Up and down the roster came story after story of watching the World Series, dreaming about the World Series, about visualizing what it would be like actually to participate in the World Series.

Time was, the World Series seemed like part of the basic contract a player would sign when he joined the Yankees. Now, there are just four players who remember what that was like, and those relics of the Dynasty Boys — Derek Jeter and Jorge Posada, Andy Pettitte and Mariano Rivera — they have their memories and their moments and they share them willingly. But it is an exclusive club.

Mostly, the Yankees are comprised of guys like Alex Rodriguez, who said he would watch the World Series every year as a kid but remembers one best of all.

“I remember Jesse Orosco throwing his glove in the air, and me jumping on my bed and actually hitting my head on the ceiling,” Rodriguez said, smiling as broadly as the 11-year-year-old kid he was that night in October 1986 when the Mets won the title. “That’s what the World Series always was to me.”

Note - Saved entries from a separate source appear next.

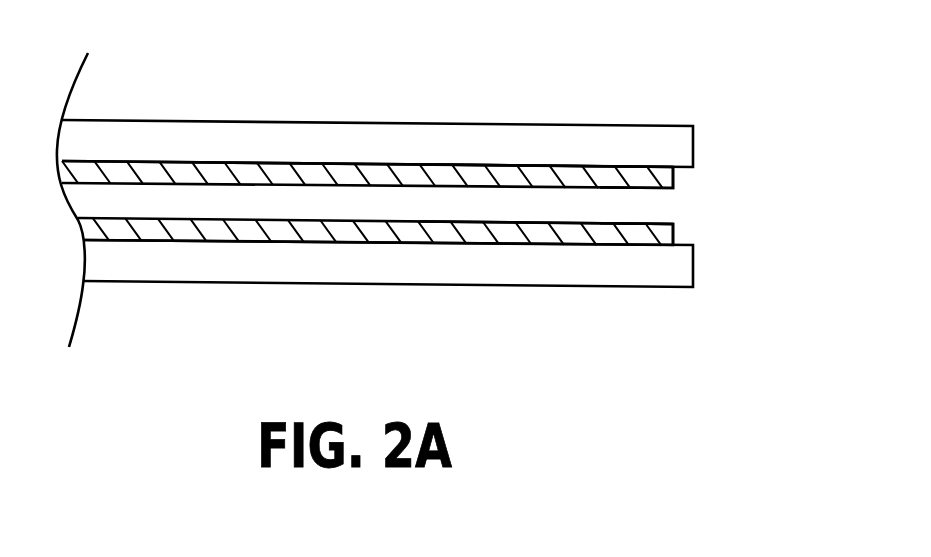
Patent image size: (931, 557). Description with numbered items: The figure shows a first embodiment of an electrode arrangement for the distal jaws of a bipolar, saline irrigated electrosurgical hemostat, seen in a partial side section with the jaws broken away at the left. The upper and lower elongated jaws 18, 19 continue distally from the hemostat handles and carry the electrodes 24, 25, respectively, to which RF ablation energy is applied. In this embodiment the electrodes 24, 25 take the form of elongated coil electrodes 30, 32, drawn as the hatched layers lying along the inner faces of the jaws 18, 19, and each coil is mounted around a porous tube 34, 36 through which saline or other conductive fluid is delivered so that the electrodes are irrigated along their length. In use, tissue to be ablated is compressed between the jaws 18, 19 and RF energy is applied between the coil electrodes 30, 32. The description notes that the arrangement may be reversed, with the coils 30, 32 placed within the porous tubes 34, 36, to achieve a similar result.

The jaw 18 is at (308, 123).
The jaw 19 is at (305, 285).
The electrode 24 is at (195, 162).
The electrode 25 is at (195, 242).
The coil electrode 30 is at (537, 172).
The coil electrode 32 is at (603, 225).
The porous tube 34 is at (637, 189).
The porous tube 36 is at (637, 224).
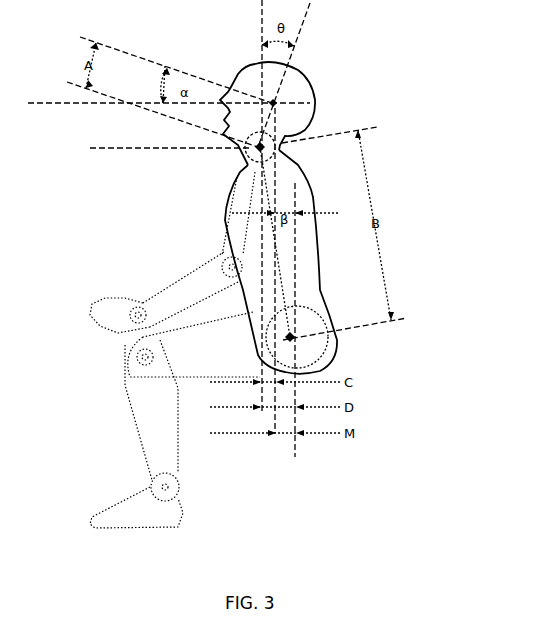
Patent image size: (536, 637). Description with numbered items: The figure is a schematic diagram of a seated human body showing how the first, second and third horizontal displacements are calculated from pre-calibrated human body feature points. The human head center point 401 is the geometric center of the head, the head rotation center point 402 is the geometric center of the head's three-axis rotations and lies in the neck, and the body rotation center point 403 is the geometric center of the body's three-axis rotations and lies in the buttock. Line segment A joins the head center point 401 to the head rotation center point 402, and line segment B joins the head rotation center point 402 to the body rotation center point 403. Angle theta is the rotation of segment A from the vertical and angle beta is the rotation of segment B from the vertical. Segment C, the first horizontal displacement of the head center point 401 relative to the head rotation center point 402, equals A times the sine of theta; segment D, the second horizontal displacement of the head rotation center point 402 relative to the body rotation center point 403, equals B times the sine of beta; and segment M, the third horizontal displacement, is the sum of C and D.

The human head center point 401 is at (276, 101).
The head rotation center point 402 is at (246, 155).
The body rotation center point 403 is at (316, 346).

His attendance in front of the TV has been less perfect, because some seasons end worse than others.

“I didn’t watch one game in 2004,” Rodriguez said. “I can promise you that.”

This might be old hat to the Phillies by now. It might be another day at the October office for Rollins, who yesterday stood by his comments — as he should have — and added, “I just think if we do the things we do well, we’re going to win the Series.”

It’s not old for the Yankees, suddenly the Other Guys at the World Series. Just past 7:30 tonight, they’ll be introduced on the field for Game 1 of the World Series, and a lot of dreams simultaneously will come true.